Rebecca laughed through the tears. “No…it’s a very long trip and I…” It looked like it pained her to say it. “I wasn’t very close to her.”
“Well…maybe we can send flowers, or something?” He couldn’t understand why she was lying to him but he knew she was. He could see it in her eyes.
“I’ll do that,” she told him, the tears gone. “Let’s enjoy the game for now.”
* * *
The crowd gath
ered just as they had the day before, in a U-shaped formation around the edges of the canyon. They were cheering the same gladiator cartoon again, the bare red forms of the outlined combatants doing epic battle, and he wondered if the same one won every time. His question was answered shortly thereafter as one fell to the other’s sword. It was the same one, repeated over and over again as the crowd settled. He still couldn’t find Rebecca anywhere, but Darius and John joined him.
“Have you seen my wife?”
“No,” John replied. “I’m sorry, but I haven’t. I’m sure she’s okay, though.”

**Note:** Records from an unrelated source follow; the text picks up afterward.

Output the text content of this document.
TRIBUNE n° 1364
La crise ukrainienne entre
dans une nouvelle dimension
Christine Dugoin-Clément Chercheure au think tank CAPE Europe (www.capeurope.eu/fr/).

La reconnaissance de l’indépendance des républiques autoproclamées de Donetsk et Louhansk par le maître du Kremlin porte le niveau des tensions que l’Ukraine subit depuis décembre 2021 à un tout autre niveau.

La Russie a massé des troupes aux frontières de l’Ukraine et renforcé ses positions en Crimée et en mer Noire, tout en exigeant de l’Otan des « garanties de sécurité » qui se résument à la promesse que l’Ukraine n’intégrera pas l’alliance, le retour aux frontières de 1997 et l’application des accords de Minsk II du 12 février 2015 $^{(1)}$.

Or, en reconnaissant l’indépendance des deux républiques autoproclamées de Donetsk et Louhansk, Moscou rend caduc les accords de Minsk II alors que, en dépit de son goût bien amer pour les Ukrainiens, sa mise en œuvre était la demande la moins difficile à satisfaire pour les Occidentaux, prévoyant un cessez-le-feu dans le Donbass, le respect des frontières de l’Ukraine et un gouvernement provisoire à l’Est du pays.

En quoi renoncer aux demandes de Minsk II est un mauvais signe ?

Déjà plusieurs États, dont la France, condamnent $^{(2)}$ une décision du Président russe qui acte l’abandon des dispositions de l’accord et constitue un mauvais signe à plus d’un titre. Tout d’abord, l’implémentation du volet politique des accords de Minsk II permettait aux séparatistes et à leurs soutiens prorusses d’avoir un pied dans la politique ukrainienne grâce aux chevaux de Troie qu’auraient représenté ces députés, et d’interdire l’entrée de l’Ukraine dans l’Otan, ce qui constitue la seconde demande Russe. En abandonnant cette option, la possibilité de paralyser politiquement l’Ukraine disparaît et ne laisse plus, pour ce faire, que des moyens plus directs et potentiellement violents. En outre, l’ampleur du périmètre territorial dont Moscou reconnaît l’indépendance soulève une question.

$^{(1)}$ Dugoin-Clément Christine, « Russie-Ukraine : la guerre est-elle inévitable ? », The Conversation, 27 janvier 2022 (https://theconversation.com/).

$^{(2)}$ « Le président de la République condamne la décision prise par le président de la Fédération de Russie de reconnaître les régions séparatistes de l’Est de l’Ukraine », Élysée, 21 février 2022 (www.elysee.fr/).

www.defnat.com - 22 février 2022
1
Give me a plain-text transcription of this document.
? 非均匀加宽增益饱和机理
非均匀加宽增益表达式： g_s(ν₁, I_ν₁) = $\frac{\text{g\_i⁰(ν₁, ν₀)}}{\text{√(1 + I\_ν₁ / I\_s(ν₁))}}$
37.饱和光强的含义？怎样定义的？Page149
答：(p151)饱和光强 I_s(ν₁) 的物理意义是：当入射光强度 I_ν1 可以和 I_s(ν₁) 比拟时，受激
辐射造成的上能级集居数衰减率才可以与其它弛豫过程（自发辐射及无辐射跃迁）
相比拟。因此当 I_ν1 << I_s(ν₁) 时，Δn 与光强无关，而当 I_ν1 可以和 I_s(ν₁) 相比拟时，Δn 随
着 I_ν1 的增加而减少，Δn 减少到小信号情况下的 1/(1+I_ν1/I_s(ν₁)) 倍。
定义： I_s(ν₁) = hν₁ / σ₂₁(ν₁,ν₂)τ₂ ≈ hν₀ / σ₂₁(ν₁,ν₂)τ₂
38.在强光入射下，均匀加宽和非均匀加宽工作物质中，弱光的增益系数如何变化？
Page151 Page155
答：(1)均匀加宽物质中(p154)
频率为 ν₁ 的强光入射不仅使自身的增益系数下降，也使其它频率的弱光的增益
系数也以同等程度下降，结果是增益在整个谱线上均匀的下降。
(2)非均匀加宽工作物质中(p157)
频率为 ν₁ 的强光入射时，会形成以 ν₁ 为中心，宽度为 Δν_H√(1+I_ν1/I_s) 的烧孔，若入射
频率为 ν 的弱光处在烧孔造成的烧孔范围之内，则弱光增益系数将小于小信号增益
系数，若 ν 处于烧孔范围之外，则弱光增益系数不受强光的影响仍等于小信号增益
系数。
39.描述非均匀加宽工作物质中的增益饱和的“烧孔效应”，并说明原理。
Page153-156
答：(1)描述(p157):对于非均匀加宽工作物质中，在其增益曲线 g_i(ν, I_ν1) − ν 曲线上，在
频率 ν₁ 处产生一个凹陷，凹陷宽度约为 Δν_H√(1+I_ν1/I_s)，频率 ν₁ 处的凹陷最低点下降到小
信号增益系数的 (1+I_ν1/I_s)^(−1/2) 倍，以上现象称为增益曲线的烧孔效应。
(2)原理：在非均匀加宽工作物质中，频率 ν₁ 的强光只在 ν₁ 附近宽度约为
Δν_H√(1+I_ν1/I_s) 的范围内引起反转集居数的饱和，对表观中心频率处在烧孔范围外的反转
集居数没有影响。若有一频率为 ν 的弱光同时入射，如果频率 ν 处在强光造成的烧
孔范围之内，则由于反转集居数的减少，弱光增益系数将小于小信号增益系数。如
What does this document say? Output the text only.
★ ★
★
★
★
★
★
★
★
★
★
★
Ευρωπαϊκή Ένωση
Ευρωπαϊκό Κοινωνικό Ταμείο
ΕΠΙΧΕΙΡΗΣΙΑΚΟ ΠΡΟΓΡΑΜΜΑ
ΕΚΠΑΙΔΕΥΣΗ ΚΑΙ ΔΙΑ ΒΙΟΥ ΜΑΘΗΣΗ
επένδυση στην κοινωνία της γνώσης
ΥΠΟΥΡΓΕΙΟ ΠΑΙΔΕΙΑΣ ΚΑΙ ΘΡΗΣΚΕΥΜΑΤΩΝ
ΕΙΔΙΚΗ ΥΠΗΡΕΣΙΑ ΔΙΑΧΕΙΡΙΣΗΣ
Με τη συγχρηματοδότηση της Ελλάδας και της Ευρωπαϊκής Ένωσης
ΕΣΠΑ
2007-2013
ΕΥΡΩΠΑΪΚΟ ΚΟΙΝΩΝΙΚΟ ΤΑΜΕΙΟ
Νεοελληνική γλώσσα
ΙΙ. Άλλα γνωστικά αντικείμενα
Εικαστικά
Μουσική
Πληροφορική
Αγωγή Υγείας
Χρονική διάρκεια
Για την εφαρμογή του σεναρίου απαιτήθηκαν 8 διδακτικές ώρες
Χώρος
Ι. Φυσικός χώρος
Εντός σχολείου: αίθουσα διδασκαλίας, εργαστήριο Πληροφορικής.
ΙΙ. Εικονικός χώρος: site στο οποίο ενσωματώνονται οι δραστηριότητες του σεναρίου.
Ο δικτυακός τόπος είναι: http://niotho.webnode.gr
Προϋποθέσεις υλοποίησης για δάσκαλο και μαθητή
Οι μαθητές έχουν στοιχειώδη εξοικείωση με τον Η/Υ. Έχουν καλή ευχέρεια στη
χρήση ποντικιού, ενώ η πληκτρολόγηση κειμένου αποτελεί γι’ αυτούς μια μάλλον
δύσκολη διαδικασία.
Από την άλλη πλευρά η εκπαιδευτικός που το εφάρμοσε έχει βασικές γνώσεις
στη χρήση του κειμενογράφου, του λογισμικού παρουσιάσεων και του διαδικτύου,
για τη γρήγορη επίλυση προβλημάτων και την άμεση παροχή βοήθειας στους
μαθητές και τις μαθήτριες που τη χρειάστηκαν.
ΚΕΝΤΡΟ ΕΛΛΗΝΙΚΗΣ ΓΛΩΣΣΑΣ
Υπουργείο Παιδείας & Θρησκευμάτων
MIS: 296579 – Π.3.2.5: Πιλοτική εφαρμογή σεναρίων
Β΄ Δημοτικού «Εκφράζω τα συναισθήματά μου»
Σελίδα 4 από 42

“How can you be sure of that?” he asked, incredulous. “How can anyone be okay here?”
“I don’t know for sure,” John told him. “But it seems that all violence is centered here, in the Game. You notice Block’s men didn’t attack us, though they said they could? There were also no incidents last night that I could hear among hundreds of people sleeping, though you would think there might be.”